To jest bardzo popularny mit z tym dumpingiem. W praktyce jest to bardzo kiepska praktyka biznesowa, która przynosi straty a nie rozwiązuje problemu. W pewnym momencie trzeba znów podnieść ceny i znów firma otwiera drzwi dla konkurencji. I to niekoniecznie z Białegostoku, bo nie tylko ludzie z Białegostoku mogą tam inwestować.
Jak na "mit" to ciekawe, że wielu firmom go udowodniono. Poza tym to nie jedyny sposób w jaki duże firmy nadużywają pozycji. Dochodzą tu łapówki, lobbing, zastraszanie. Kilka przykładów na szybko: Google nie miało pierwszej wyszukiwarki na świecie. W momencie, w którym stworzyli swoją wyszukiwarkę istniało na rynku przynajmniej 10 innych. Ich wyszukiwarka nie była też dokładniejsza. Ale miała 1 zaletę- zero reklam. Wszystkie pozostałe wyszukiwarki miały reklamy, bo musiały zarabiać. I te reklamy w tamtych czasach bardzo wolno się ładowały, co wkurzało ludzi. Google reklam nie miało przez kilka pierwszych lat. Mieli bardzo dużo kasy do stracenia i stracili. Ale dzięki temu wybili konkurencję. Microsoft ze swoim Internet Explorerem nie był pierwszy. Ludzie korzystali z Netscape Navigatora, który był rewelacyjny. Ale Netscape Navigatora trzeba było najpierw ściągnąć z Internetu, a potem zainstalować. Microsoft zaczął dodawać Internet Explorera do każdego Windowsa. A skoro każdy, kto miał Windows nagle miał też Internet Explorera to nikomu się nie chciało instalować Netscape'a.
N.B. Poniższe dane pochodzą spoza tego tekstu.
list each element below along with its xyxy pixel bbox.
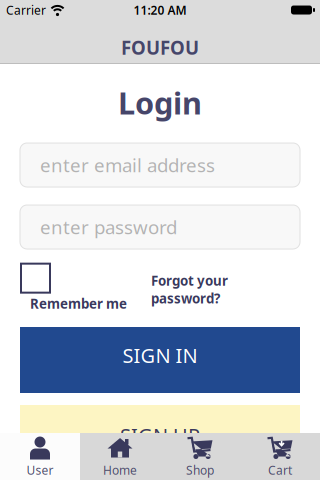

Zresztą nawet nie wiedzieli, że istnieją inne niż Internet Explorer przeglądarki internetowe. I kto dzisiaj pamięta Netscape Navigatora?
To, że firmy czasem próbują uzyskać coś metodami politycznymi zamiast rynkowymi to oczywiście prawda. Ekonomiści, nawet ci prorynkowi, ostro to krytykują i podają różne rozwiązania tego problemu. Natomiast jeśli chodzi o sam dumping i politykę antymonopolową to polecam książkę "Antitrust - a case for repeal" Armentano. Chyba nawet jest tam opisany również przykład Microsoftu.
Jest chyba znacznie więcej szczegółów 😅 wszystko zależy od rodzaju działalności, inne poziomy ryzyka, ale na krótki film to chyba spoko i krótka uwaga. Ta osoba na działalności co zarabia 3200 zapewne nie wlicza sobie wakacji, które zazwyczaj dla takiej osoby są dużym kosztem (czas w którym nie zarobi, opłaty dalej muszą być realizowane) i te 3 tysiące złotych to w rozliczeniu rocznym pewnie jest bardziej korzystne mając umowę o pracę (lepsza emerytura niż na prowadzeniu działalności), spokój po pracy (mniej godzin) czas wakacji opłacony i bez strat, chorobowe i inne 😊
Jak to jest, że (przykładowa sytuacja) jest dwóch programistów: jeden w Polsce, drugi w Holandii, z identycznymi umiejętnościami, z identycznym laptopem i pracujący dla tego samego amerykańskiego klienta, a jednak Holender zarobi 2 razy więcej od Polaka?